Oleh : Watini Alfadiyah, S.Pd.
(Praktisi Pendidikan)
“Ribuan kilo jalan yang kau tempuh
Lewati rintang untuk aku anakmu
Ibuku sayang masih terus berjalan
Walau tapak kaki, penuh darah….penuh nanah
Seperti udara….kasih yang engkau berikan
Tak mampu ku membalas….ibu….ibu”
Penggalan lirik syair lagu karya Iwan Fals diatas
mengisahkan tentang perjuangan seorang ibu dalam membahagiakan anaknya. Yang
patut kita hargai disaat moment memperingati
Hari Ibu yang jatuh pada tanggal 22 Desember, dimana ibu adalah sosok
perempuan yang sangat berarti dalam kehidupan ini.

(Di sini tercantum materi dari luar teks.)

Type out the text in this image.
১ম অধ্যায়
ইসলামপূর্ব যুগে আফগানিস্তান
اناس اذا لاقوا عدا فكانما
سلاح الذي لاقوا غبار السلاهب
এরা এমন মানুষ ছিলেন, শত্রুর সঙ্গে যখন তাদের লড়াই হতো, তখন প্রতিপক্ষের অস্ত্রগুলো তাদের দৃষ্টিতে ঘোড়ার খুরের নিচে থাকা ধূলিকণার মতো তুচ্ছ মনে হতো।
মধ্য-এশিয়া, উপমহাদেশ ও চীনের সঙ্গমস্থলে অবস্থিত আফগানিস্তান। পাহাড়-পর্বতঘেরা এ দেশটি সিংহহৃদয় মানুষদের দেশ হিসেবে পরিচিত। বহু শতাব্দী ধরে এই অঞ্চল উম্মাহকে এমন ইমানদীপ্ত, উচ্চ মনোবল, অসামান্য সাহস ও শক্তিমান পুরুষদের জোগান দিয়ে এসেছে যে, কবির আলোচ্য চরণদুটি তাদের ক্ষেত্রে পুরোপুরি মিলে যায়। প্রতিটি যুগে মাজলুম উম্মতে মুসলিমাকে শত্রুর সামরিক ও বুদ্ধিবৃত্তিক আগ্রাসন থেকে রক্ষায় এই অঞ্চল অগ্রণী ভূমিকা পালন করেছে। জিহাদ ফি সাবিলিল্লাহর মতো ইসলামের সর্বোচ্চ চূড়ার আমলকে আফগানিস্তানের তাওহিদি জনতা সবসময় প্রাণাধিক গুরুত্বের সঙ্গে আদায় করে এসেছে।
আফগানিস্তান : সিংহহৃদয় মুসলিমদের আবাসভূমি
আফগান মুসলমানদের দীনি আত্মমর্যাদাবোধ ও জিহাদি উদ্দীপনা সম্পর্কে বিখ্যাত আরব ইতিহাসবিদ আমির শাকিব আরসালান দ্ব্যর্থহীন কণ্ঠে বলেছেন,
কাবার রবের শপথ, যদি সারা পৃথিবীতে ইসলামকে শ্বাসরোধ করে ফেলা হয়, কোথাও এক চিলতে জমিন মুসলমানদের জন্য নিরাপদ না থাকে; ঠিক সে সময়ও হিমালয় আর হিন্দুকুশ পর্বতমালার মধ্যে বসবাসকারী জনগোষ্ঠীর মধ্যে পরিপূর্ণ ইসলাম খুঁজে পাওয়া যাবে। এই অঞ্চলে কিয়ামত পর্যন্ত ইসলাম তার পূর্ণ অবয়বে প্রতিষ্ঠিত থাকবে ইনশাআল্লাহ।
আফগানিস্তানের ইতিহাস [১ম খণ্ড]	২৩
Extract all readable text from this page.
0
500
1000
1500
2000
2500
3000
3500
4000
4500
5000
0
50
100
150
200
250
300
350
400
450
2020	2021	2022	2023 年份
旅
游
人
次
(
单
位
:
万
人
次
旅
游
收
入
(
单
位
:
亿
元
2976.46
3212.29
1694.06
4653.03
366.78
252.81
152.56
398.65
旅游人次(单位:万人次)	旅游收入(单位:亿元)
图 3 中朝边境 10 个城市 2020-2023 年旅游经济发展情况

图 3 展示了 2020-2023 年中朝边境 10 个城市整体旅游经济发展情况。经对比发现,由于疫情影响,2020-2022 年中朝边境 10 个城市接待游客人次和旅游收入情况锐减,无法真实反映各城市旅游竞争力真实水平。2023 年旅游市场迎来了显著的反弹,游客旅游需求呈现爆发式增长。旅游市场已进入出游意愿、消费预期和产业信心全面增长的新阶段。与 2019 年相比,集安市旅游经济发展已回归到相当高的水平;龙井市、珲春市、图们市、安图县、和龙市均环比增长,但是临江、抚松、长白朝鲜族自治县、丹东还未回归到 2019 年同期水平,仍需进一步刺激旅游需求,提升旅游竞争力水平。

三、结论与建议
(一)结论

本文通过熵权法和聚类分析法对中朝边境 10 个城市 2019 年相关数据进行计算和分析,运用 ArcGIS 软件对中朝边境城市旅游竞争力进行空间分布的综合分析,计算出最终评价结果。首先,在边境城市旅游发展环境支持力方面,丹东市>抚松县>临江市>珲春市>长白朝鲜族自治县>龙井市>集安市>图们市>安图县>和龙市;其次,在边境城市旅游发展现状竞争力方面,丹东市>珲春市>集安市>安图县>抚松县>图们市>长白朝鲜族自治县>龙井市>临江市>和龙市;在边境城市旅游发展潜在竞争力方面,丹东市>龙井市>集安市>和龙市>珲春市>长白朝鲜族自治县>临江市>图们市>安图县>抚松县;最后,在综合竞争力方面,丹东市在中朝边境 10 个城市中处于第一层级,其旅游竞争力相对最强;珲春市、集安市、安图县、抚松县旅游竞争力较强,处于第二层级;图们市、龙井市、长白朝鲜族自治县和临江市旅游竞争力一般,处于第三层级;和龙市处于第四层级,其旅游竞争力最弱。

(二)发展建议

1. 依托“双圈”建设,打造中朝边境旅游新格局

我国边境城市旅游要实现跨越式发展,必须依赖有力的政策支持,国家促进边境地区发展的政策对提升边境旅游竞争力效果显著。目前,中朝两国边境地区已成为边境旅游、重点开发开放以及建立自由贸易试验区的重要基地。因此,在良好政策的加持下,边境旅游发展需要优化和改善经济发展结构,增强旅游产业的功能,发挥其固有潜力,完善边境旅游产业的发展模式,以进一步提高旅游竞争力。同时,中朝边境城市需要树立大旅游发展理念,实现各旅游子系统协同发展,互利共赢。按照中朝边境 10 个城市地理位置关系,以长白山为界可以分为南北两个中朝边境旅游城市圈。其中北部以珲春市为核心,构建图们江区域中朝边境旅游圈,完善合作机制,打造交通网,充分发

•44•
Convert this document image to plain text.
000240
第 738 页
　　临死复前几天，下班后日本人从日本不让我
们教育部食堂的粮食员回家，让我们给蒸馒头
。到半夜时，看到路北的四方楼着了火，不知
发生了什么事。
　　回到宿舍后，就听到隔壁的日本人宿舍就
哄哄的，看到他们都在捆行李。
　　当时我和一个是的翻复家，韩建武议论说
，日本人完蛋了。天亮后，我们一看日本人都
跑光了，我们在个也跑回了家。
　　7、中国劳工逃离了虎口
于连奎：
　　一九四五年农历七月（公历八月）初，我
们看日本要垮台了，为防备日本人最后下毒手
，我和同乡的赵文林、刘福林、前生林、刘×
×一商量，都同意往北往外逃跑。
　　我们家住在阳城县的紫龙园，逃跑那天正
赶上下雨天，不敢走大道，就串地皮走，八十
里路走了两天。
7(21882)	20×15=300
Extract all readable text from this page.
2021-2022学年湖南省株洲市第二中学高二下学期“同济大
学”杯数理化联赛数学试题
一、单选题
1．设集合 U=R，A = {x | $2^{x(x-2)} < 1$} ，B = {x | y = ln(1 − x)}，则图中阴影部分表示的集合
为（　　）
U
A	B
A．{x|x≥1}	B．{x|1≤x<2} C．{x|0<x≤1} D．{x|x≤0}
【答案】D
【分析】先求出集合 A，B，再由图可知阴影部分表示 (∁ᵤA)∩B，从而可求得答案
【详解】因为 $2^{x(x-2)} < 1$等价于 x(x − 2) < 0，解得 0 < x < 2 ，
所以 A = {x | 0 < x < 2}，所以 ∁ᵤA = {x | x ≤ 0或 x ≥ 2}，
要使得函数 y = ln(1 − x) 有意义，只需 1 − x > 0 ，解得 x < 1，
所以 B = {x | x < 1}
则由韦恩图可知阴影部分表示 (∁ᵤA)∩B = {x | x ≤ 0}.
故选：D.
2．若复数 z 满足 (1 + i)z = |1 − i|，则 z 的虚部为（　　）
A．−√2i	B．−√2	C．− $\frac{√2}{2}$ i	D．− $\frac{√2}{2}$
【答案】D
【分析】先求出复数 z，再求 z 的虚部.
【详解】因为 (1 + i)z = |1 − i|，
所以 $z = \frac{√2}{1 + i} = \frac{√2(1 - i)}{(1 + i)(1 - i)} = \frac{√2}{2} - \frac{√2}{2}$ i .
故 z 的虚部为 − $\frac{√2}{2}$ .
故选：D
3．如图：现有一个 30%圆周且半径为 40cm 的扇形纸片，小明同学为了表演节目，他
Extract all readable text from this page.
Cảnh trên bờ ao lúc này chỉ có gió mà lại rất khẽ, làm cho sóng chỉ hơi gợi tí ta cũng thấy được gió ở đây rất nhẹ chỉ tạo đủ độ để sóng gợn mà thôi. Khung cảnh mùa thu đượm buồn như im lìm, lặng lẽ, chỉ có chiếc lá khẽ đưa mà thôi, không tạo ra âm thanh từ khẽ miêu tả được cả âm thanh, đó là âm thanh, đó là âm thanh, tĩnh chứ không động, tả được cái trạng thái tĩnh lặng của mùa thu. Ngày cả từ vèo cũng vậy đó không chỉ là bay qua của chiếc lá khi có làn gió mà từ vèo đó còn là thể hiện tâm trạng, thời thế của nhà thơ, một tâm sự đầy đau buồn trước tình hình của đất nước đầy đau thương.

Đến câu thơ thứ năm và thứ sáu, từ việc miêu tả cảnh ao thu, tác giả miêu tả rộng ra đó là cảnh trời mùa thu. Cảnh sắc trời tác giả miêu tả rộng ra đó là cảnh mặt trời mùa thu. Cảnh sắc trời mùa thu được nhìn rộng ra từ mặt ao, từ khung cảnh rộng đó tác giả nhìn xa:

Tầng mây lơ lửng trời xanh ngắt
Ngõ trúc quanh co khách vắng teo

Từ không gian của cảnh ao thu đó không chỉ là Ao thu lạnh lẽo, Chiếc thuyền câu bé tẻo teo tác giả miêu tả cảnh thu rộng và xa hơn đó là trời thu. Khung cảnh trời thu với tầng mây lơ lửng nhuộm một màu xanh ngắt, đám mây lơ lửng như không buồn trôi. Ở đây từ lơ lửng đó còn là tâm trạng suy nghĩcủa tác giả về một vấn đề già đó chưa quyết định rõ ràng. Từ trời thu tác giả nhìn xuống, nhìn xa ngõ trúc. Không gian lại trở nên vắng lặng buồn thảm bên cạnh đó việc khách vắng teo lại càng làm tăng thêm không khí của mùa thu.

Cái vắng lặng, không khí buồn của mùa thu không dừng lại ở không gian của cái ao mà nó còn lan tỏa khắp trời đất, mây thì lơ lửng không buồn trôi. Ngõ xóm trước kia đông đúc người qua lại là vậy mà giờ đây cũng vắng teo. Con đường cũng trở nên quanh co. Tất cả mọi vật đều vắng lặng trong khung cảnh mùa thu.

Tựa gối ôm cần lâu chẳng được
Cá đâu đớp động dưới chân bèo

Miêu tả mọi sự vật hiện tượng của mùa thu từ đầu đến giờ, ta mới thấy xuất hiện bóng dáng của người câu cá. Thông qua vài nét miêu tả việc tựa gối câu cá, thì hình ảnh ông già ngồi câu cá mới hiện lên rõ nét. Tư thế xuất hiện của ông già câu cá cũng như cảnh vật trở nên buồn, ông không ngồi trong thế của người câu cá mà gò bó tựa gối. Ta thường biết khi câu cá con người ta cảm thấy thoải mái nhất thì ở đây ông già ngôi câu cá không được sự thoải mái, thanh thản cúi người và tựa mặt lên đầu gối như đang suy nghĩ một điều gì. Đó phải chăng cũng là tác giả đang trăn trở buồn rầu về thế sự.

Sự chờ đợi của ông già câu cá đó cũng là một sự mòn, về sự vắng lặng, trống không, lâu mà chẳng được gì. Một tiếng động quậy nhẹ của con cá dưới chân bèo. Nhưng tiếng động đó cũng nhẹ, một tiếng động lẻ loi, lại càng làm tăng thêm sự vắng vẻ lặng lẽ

Perempuan yang berarti klo kita maknai sosoknya di era disrupsi RI 4.0,
yakni kaum perempuan yang terlibat dalam roda perekonomian baik dikalangan
emak-emak biasa, emak-emak milenial ataupun para sosialita disini sangat punya makna.
Terlebih di era ekonomi digital serba online yang telah merambah diberbagai
lini kehidupan akan memudahkan perempuan untuk diberdayakan.
Semisal kontribusi
perempuan banyak dijumpai disebuah instansi/perkantoran, pabrik-pabrik,
pertokoan, pengrajin/usaha mandiri, dan sebagainya, dimana yang belum
terlibatpun diajak untuk berperan dalam perekonomian agar berdaya. Seolah
perempuan yang bekerja dan mandiri, adalah perempuan yang cerdas dan maju.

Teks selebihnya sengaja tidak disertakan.